İkinci Dünya Savaşı sırasında Hitler'in Üçüncü Reich'ının baş propagandacısı olan Joseph Goebbels'e atfedilen bir propaganda kanunu şöyle der: "Bir yalanı yeterince sık tekrarlarsan gerçeğe dönüşür."
Psikologlar bu fenomeni "sahte hakikat etkisi" olarak adlandırıyorlar ve tekrarın hakikat hakkındaki inançları etkileyebileceğini doğruluyorlar. Bu etki esasen tekrarı gerçekle eşitler.
Süreç, endoktrine etme yoluyla işliyor. Bir yalan yeterince tekrarlandığında, insanlar buna inanıyor ve tekrarın kendisi neredeyse totolojik bir şekilde sözde "kanıt parçalarını" destekliyor.
İran bugün dörtnala giden “Gish gallop” süreci ile karşı karşıya; bu, yanlış beyanlar ve düpedüz yalanlarla rakibi alt etmeyi hedefleyen bir retorik tekniğidir.
Batı medyası bugün İran'ı, ülke hakkında olumsuz bir kamuoyu oluşturmak için doğruluğu hiç önemsenmeyen ve çığ gibi büyüyen şüpheli argümanlarla ezmeye çalışıyor.
Zihinleri sömürgeleştirmek, ölümcül güç kullanmaktan potansiyel olarak daha tehlikelidir.

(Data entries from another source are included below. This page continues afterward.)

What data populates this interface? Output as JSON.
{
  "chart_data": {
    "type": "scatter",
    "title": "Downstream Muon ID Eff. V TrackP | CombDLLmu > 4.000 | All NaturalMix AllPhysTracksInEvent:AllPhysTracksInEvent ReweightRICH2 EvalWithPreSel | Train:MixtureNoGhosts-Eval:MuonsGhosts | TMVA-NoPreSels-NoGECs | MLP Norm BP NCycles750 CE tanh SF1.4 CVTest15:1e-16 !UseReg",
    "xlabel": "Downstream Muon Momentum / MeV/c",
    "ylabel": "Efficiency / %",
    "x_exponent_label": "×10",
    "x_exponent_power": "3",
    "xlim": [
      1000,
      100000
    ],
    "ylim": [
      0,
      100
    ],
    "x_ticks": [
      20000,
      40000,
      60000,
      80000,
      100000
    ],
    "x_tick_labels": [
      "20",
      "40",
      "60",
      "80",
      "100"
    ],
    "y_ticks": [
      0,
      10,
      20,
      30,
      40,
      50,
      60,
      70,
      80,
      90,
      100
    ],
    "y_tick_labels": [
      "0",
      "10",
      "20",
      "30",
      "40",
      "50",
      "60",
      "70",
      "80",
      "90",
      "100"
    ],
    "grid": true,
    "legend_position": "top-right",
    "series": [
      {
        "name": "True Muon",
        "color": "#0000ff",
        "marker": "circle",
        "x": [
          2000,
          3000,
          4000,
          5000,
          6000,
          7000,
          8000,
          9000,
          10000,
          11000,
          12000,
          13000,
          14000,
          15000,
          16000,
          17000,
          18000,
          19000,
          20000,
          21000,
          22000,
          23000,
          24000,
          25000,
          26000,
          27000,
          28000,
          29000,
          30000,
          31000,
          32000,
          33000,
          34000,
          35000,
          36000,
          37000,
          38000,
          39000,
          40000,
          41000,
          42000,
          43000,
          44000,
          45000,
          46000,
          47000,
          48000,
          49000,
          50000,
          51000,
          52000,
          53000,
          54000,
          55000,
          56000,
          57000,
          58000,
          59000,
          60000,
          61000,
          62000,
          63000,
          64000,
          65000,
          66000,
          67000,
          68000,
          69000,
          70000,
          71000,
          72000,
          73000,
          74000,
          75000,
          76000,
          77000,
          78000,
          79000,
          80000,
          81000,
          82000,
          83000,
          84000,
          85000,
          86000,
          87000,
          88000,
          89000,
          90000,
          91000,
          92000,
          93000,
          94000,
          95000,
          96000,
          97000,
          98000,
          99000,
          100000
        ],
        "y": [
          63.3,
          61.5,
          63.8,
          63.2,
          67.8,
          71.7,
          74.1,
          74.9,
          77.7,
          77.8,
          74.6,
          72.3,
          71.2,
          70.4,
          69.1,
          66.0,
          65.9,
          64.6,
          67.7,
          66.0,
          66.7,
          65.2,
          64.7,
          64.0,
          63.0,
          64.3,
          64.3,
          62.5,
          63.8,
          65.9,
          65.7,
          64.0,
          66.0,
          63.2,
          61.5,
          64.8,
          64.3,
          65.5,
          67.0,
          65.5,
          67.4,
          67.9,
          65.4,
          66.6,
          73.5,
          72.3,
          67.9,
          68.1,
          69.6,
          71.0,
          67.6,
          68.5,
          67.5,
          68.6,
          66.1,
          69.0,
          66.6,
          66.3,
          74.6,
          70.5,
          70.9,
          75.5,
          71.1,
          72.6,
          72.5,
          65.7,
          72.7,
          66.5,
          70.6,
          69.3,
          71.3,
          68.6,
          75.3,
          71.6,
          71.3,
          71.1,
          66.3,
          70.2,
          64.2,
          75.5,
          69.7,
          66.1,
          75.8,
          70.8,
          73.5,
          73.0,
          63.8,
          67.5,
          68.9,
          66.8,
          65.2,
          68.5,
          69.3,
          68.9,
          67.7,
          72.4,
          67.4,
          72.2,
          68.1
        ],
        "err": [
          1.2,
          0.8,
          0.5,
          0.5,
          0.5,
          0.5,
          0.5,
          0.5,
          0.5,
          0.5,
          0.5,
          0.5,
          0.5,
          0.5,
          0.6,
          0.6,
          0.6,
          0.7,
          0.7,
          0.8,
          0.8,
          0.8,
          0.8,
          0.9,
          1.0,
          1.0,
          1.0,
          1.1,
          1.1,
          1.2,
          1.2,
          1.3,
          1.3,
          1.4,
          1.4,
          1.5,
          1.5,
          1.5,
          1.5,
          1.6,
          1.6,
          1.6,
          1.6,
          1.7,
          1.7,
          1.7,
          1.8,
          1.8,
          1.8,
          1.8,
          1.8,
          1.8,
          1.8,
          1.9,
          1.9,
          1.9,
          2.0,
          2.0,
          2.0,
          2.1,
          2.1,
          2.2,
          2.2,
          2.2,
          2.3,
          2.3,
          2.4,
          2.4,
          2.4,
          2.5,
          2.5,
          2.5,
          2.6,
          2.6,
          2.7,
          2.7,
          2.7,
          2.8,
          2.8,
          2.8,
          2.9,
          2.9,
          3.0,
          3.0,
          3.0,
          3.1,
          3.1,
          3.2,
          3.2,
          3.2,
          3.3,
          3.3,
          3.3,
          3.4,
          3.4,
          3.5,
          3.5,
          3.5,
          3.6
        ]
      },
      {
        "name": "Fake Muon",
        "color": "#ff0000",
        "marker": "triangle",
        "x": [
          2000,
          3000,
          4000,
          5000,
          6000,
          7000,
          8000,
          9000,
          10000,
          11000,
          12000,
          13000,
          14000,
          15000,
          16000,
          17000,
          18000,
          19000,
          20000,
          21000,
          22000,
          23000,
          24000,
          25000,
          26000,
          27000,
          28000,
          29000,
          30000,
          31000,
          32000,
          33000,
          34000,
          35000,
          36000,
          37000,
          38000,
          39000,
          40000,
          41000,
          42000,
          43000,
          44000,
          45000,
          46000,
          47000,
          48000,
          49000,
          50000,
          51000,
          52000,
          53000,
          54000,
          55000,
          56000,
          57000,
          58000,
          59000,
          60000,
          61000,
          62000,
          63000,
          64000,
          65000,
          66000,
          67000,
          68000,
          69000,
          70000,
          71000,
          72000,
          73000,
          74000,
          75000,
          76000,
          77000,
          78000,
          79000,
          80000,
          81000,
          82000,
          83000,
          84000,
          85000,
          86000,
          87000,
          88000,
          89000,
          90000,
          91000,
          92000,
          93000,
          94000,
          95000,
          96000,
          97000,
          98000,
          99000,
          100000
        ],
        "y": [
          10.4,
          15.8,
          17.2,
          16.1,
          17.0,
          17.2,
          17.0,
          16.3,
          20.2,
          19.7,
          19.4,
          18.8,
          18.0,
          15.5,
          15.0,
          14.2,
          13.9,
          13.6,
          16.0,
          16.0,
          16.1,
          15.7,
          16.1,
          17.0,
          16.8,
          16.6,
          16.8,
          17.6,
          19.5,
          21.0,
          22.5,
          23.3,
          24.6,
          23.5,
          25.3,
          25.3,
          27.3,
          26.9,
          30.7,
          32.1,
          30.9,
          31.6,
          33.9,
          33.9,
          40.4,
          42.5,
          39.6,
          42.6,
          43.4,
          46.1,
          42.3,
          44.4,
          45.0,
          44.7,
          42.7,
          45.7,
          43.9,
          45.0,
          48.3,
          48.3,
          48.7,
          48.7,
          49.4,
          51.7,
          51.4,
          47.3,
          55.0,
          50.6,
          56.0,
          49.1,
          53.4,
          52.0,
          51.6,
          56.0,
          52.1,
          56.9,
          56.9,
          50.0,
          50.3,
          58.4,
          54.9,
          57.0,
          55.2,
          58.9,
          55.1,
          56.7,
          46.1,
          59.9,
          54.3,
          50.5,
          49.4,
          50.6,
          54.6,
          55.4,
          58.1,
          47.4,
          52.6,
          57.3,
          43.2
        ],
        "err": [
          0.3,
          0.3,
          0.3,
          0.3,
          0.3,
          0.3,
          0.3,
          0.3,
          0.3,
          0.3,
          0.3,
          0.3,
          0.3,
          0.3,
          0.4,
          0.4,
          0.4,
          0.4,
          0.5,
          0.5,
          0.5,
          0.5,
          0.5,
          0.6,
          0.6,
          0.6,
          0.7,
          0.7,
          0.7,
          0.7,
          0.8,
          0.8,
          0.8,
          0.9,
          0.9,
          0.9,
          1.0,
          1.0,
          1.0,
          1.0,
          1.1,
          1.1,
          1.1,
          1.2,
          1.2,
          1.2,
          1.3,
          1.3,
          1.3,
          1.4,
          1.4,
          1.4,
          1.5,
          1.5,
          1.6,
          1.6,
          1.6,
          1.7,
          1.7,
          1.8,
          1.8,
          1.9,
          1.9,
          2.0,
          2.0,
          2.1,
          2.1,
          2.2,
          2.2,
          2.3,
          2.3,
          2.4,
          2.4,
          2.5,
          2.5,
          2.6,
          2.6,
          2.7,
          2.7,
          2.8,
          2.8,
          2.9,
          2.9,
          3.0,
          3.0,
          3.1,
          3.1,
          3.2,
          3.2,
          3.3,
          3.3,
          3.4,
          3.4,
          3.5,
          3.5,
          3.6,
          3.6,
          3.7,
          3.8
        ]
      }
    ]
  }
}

İran karşıtı propaganda savaşı, Birleşik Krallık tarafından finanse edilen BBC Farsça, Suudilerin finanse ettiği Iran International ve tabii ki ABD’nin fonladığı VOA, Fox News, CNN vb. medya kuruluşları tarafından yönetiliyor. Bazı medya aparatları ise savaş çığırtkanlığının borazanı olmaya kadar düştüler.
Elbette sosyal medya, ana akım medyanın propagandasının orman yangını gibi yayılmasına yardımcı oluyor. Örneğin, bu medya savaşı sırasında, sosyal medyadaki viral gönderilerde 15.000 kişinin "mesaj göndermek" için İran tarafından "toplu olarak idam edileceği” bile iddia edildi ve bu palavranın Kanada Başbakanı Justin Trudeau tarafından tweet’lenmesi gecikmedi.
Yalan habere kanan Trudeau, daha sonra tweet'i sildi ve hiçbir şey olmamış gibi davrandı. Ancak düştüğü bu 'yanlış bilgi tuzağı’ manşetlere taşındı.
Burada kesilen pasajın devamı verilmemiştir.